El milagro de “The Brutalist”, lo que hace de ella una experiencia que provoca una suerte de conmoción estética a la par que ética durante su visionado, es que la belleza de sus imágenes, su grandiosidad y la ambición de su discurso se sustentan sobre los frágiles hombros de un marginado, de un refugiado, de un emigrante que lo ha perdido todo. El ser humano en el centro de la película es László Tóth, arquitecto prodigioso, artista avanzado a su tiempo que llega con el desamparo y la desesperación de un náufrago –o de un superviviente– a la Norteamérica extraña, hostil y gris de posguerra. Adrien Brody, en el papel de su vida, construye a László como un melancólico y distanciado observador del mundo que lo rodea, un extranjero de sí mismo a caballo entre dos mundos: el de su nuevo hogar y el de su vieja vida, situada en un espectral fuera de campo y solo presente a través de las lacónicas cartas que le envía su esposa, Erzsébet (Felicity Jones), desde una Europa en ruinas.

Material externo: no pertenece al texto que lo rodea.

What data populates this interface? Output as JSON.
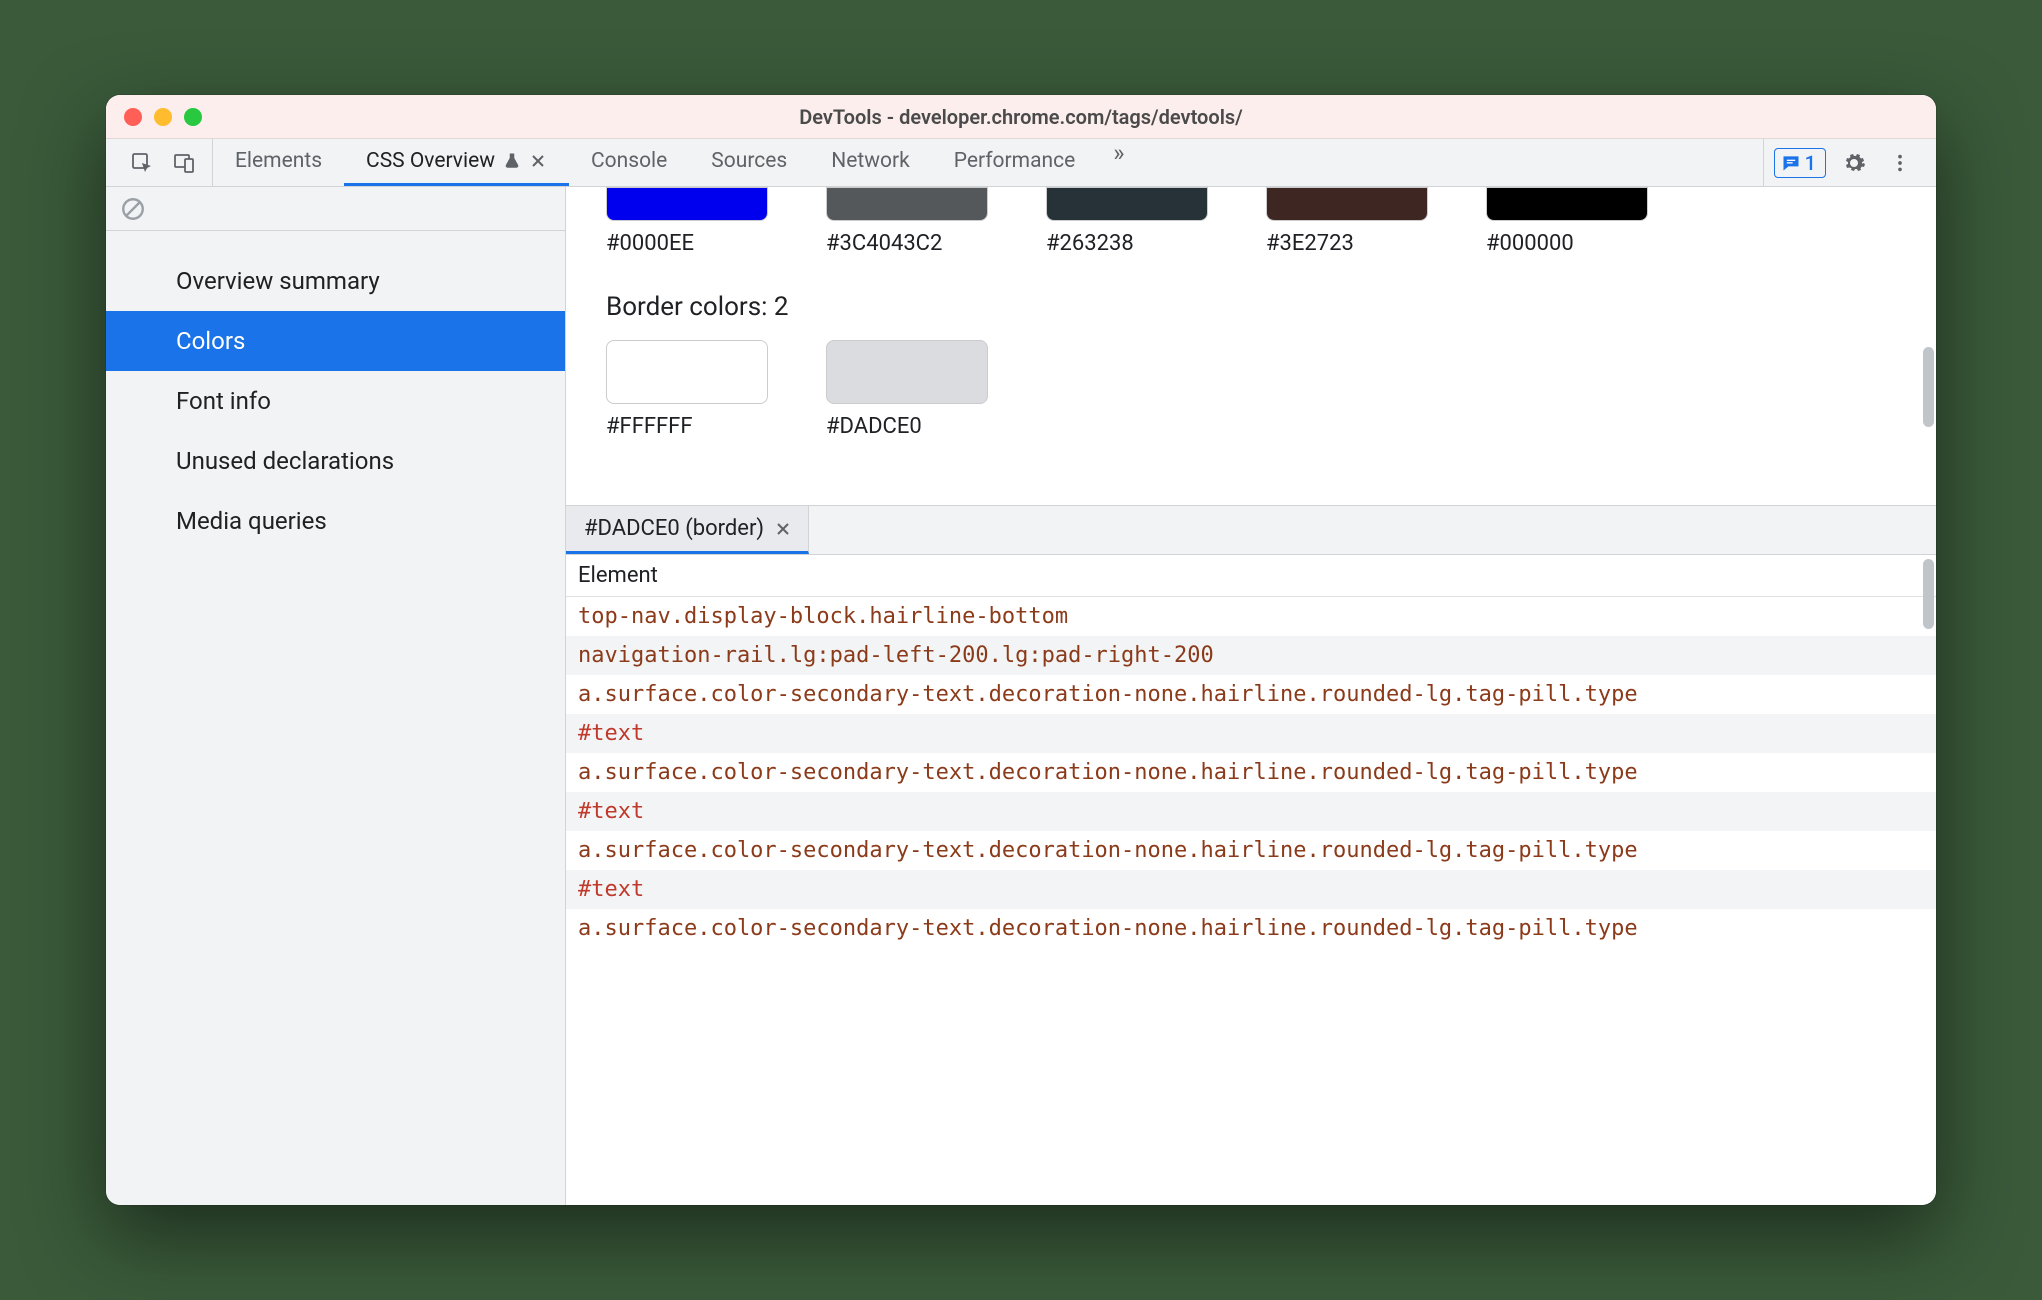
{
  "window": {
    "title": "DevTools - developer.chrome.com/tags/devtools/"
  },
  "toolbar": {
    "tabs": [
      {
        "label": "Elements",
        "active": false
      },
      {
        "label": "CSS Overview",
        "active": true,
        "experimental": true,
        "closable": true
      },
      {
        "label": "Console",
        "active": false
      },
      {
        "label": "Sources",
        "active": false
      },
      {
        "label": "Network",
        "active": false
      },
      {
        "label": "Performance",
        "active": false
      }
    ],
    "more_glyph": "»",
    "issues_count": "1"
  },
  "sidebar": {
    "items": [
      {
        "label": "Overview summary"
      },
      {
        "label": "Colors"
      },
      {
        "label": "Font info"
      },
      {
        "label": "Unused declarations"
      },
      {
        "label": "Media queries"
      }
    ],
    "selected_index": 1
  },
  "colors_panel": {
    "top_swatches": [
      {
        "hex": "#0000EE",
        "fill": "#0000EE"
      },
      {
        "hex": "#3C4043C2",
        "fill": "#54585b"
      },
      {
        "hex": "#263238",
        "fill": "#263238"
      },
      {
        "hex": "#3E2723",
        "fill": "#3E2723"
      },
      {
        "hex": "#000000",
        "fill": "#000000"
      }
    ],
    "border_section_title": "Border colors: 2",
    "border_swatches": [
      {
        "hex": "#FFFFFF",
        "fill": "#FFFFFF"
      },
      {
        "hex": "#DADCE0",
        "fill": "#DADCE0"
      }
    ]
  },
  "detail": {
    "tab_label": "#DADCE0 (border)",
    "header": "Element",
    "rows": [
      {
        "text": "top-nav.display-block.hairline-bottom",
        "type": "el"
      },
      {
        "text": "navigation-rail.lg:pad-left-200.lg:pad-right-200",
        "type": "el"
      },
      {
        "text": "a.surface.color-secondary-text.decoration-none.hairline.rounded-lg.tag-pill.type",
        "type": "el"
      },
      {
        "text": "#text",
        "type": "text"
      },
      {
        "text": "a.surface.color-secondary-text.decoration-none.hairline.rounded-lg.tag-pill.type",
        "type": "el"
      },
      {
        "text": "#text",
        "type": "text"
      },
      {
        "text": "a.surface.color-secondary-text.decoration-none.hairline.rounded-lg.tag-pill.type",
        "type": "el"
      },
      {
        "text": "#text",
        "type": "text"
      },
      {
        "text": "a.surface.color-secondary-text.decoration-none.hairline.rounded-lg.tag-pill.type",
        "type": "el"
      }
    ]
  }
}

La odisea de László y su relación compleja, repleta de aristas, con Harrison Van Buren (Guy Pearce, amenazante y carismático a partes iguales), el rico industrial que se convierte en su mecenas y le encarga una ambiciosa obra arquitectónica en un pueblo perdido de Pensilvania, está narrada en dos tiempos, o en dos mitades separadas por un breve interludio. La primera parte, extraordinaria, asienta las bases del conflicto entre Tóth y Van Buren de forma sutil, convirtiendo un desacuerdo íntimo, entre contrarios, en una alegoría acerca de la lucha de clases, la voracidad capitalista, la xenofobia y el odio al otro sobre la que se construyó Norteamérica. Se ha hablado mucho de la conexión temática entre “El manantial” (1949), el filme de King Vidor que adaptaba la novela de Ayn Rand, y “The Brutalist”, pero, aunque coinciden en su descripción de un artista capaz de todo por defender su visión única, avanzada a su época, el discurso político detrás de ambos textos es bien distinto. Mientras que la novela de Rand en la que se basaba el filme de Vidor ejemplifica a la perfección la defensa de un individualismo de raíces netamente capitalistas, se intuye en el protagonista de “The Brutalist” la conciencia de una otredad –por cuestiones de clase, pero también por su religión y sus orígenes– que provoca su cercanía con otras personas relegadas a los márgenes a causa de un sistema social excluyente y violentamente estratificado, como Gordon (Isaach de Bankolé, habitual en el cine de Jim Jarmusch), el trabajador afroamericano y padre viudo con el que László compartirá aflicciones y adicciones.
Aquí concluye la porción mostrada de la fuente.